Los días del mirlo son los últimos días de enero, supuestamente los más fríos del año en Italia. Tan fríos que, una vez, un mirlo tiritando buscó resguardo con su cría en una chimenea. El primer día de febrero lucía el sol, y el mirlo, antes blanco y radiante, salió del refugio, negro de hollín, tiznado para la eternidad, cosa que le dio lo mismo, agradecido como estaba por el calor de aquella chimenea fuliginosa. Esta anécdota sobre una emergencia y una metamorfosis, con la consiguiente moraleja, que parece un plúmbeo injerto en el cuento de invierno, se relata en distintas versiones, pero siempre está referida a esos días del año, y éstos siempre se llaman los días del mirlo.

El 1 de febrero de aquel año también hacía sol. La casera, al pasar con premura, auguró el final del invierno; el vendedor de quesos, acompañado por el cabeceo medio sonriente de su hija, explicó que el verdadero invierno no comenzaba hasta febrero. Con su mano en e delantal, señaló el nivel que la nieve había alcanzado algunos años, «¡y nunca, antes de febrero! –subrayó–. ¡Qué mirlos ni qué ocho cuartos!». Hizo un ademán de rechazo, y yo pagué mi pequeña compra a la hija, que aquel día llevaba una cofia de encaje pasada de moda, como una camarera de hotel salida de una película antigua.
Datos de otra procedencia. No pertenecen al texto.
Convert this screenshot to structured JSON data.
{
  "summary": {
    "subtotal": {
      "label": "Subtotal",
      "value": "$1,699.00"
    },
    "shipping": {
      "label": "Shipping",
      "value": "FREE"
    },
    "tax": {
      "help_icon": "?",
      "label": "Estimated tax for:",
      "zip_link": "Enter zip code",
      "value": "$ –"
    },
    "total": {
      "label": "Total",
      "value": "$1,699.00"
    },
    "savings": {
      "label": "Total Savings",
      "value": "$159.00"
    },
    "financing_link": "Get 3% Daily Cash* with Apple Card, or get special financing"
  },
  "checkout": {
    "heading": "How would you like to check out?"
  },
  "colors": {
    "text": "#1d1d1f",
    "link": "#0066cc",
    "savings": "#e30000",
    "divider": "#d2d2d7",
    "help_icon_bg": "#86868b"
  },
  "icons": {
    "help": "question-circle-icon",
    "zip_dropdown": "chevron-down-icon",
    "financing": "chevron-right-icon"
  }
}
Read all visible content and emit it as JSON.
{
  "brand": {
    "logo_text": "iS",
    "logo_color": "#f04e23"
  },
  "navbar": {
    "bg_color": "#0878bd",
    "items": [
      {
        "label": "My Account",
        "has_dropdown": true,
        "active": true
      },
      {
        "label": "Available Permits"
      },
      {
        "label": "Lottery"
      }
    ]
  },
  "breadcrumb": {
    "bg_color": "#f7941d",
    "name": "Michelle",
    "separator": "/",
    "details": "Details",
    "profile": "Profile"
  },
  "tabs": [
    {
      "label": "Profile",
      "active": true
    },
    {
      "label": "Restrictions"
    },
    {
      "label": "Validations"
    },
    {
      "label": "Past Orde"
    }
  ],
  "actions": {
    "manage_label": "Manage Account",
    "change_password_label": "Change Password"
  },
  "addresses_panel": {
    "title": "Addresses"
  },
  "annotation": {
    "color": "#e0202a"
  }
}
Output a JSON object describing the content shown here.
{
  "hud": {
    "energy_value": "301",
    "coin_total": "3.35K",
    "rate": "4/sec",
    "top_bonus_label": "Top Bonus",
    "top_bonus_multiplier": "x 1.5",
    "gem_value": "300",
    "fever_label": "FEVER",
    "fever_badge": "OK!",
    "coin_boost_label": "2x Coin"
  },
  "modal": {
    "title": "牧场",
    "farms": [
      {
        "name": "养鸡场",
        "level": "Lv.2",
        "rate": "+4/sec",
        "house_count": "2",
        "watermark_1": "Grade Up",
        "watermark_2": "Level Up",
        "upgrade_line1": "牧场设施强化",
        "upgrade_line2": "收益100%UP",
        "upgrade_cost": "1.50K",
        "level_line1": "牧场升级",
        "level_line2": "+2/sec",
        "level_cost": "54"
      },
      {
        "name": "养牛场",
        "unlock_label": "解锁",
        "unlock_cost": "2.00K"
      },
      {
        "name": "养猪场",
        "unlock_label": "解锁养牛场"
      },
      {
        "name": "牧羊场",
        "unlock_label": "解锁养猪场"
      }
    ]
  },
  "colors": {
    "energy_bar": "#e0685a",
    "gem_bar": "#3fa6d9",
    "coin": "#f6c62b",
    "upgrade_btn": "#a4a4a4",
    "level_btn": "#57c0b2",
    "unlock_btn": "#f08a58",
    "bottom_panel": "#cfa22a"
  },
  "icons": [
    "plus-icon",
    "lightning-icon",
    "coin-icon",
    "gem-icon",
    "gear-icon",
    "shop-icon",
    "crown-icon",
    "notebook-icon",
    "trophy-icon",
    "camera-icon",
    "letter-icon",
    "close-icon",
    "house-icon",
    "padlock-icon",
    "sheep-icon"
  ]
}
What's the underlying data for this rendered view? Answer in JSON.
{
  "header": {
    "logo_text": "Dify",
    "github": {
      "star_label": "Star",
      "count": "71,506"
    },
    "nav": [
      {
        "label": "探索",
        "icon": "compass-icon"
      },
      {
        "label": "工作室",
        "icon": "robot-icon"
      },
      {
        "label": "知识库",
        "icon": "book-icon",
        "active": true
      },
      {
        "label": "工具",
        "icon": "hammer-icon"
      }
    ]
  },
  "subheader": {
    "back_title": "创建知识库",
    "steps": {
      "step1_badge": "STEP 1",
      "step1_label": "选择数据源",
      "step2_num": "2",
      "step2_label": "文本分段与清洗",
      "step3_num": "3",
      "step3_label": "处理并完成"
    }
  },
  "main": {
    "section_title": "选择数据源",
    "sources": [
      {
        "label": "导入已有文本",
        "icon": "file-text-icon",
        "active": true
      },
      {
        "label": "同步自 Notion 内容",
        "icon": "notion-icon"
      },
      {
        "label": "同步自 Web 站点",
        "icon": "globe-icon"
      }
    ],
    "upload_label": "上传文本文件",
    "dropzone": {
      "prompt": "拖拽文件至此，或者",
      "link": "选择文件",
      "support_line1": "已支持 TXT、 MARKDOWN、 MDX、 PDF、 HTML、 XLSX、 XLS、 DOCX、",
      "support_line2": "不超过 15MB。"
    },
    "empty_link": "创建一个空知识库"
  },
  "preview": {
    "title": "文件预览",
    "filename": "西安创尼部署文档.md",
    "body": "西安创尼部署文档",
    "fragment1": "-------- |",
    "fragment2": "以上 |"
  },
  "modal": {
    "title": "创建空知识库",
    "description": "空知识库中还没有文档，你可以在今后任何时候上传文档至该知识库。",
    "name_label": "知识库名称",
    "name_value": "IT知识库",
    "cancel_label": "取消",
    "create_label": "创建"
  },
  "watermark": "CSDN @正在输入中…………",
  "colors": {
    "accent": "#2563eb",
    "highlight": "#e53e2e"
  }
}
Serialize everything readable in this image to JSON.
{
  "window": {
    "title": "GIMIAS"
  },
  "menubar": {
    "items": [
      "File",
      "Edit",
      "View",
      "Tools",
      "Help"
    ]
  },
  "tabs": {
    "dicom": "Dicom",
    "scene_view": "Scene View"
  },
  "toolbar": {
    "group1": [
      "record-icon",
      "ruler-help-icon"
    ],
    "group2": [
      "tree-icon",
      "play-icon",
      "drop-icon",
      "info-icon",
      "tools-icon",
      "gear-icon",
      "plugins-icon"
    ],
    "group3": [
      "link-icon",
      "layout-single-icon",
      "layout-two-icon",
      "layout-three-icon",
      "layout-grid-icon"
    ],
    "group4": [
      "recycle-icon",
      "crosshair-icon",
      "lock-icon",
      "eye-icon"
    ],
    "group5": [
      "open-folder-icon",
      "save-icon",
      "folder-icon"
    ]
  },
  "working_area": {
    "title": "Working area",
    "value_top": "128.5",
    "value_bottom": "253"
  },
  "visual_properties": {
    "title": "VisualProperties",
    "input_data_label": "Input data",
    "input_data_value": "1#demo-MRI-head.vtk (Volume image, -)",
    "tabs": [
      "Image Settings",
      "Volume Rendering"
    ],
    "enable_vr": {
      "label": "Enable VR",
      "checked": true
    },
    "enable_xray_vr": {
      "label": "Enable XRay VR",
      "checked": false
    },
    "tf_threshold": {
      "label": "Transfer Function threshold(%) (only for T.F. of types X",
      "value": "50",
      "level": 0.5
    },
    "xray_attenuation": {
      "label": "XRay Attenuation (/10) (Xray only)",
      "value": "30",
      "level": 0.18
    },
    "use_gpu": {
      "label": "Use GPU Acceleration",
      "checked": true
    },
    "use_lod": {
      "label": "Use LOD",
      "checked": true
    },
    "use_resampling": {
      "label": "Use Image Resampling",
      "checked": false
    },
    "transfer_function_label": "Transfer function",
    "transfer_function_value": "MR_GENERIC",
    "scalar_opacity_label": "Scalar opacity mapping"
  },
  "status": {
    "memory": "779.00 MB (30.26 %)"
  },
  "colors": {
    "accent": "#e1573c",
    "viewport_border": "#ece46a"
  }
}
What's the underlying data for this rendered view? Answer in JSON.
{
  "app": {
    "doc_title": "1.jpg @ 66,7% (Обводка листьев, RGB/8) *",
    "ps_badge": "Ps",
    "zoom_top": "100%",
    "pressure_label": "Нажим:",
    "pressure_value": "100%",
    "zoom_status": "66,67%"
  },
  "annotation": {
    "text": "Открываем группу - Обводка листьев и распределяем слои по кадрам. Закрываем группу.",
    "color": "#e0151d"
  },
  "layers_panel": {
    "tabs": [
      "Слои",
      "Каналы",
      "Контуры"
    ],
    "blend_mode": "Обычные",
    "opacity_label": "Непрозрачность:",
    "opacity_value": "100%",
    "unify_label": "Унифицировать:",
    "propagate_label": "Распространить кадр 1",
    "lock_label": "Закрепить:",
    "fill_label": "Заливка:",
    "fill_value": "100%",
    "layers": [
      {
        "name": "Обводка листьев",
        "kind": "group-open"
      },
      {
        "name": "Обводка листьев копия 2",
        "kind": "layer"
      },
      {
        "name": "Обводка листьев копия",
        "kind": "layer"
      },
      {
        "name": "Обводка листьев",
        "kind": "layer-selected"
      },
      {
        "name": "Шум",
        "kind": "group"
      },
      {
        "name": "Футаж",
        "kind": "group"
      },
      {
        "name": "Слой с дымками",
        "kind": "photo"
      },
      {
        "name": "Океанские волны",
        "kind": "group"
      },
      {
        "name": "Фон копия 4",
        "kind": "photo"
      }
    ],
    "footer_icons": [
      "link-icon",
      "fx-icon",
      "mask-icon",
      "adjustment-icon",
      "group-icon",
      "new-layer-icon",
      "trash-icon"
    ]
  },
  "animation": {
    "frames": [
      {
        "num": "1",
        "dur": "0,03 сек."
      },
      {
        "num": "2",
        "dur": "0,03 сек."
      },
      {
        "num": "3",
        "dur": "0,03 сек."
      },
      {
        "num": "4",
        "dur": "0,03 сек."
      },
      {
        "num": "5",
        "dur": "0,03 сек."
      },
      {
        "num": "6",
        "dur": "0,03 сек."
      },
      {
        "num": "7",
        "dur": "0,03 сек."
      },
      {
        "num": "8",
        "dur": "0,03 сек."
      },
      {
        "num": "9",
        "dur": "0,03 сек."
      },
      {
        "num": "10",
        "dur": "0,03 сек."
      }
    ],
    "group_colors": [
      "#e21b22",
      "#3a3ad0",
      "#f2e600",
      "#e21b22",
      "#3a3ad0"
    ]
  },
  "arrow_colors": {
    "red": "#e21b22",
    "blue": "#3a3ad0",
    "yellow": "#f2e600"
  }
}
Por la tarde encontré un pájaro muerto en el estrecho balcón de la casa, desde el cual alcanzaba a ver el cementerio, pero no el pueblo. Visto desde aquel ángulo, por las mañanas el cementerio colgaba a la sombra semejante a un pegote incoloro de canto vivo, pudiendo ser lo mismo una fábrica que un búnker o una cárcel, y privado de toda luz matinal. El sol brillaba ahora con fuerza y los cipreses destacaban sobre el cielo con sus figuras nítidamente recortadas. Las losetas del balcón, por primera vez desde mi llegada, estaban calientes. Muy próximo a la pared, el pajarito –todavía blando y cálido, pero ya sin vida– parecía yacer en un lecho de sol. No pude distinguir lesión alguna. Era un carbonero garrapinos, de copete totalmente negro que arrancaba en el pico y dejaba una mancha blanca en el occipucio. También tenía el cuello ceñido con una franja negra. El copete resplandecía al sol, y la pelusa de color crema del vientre se estremecía con la brisa. El lomo era gris oscuro; las alas, un poco más opacas y presentaban dos rayas de muy delicadas motas blanquecinas, en torno a las cuales el plumaje resultaba más negro que en el resto del ala. Qué minúsculos, qué inverosímilmente menudos parecen los seres cuando la vida los ha abandonado. En mi mano, el pájaro parecía tan ligero como si estuviese hueco, no pesaba casi nada, un cuerpo triste al que ahora, tan poco tiempo después de la muerte, ya apenas se lo podía creer capaz de haber tenido vida.

Aguardé hasta el crepúsculo y, cuando en el cuarto de la casera empezó a parpadear la televisión, enterré el pájaro entre los olivos que había por debajo de la terraza.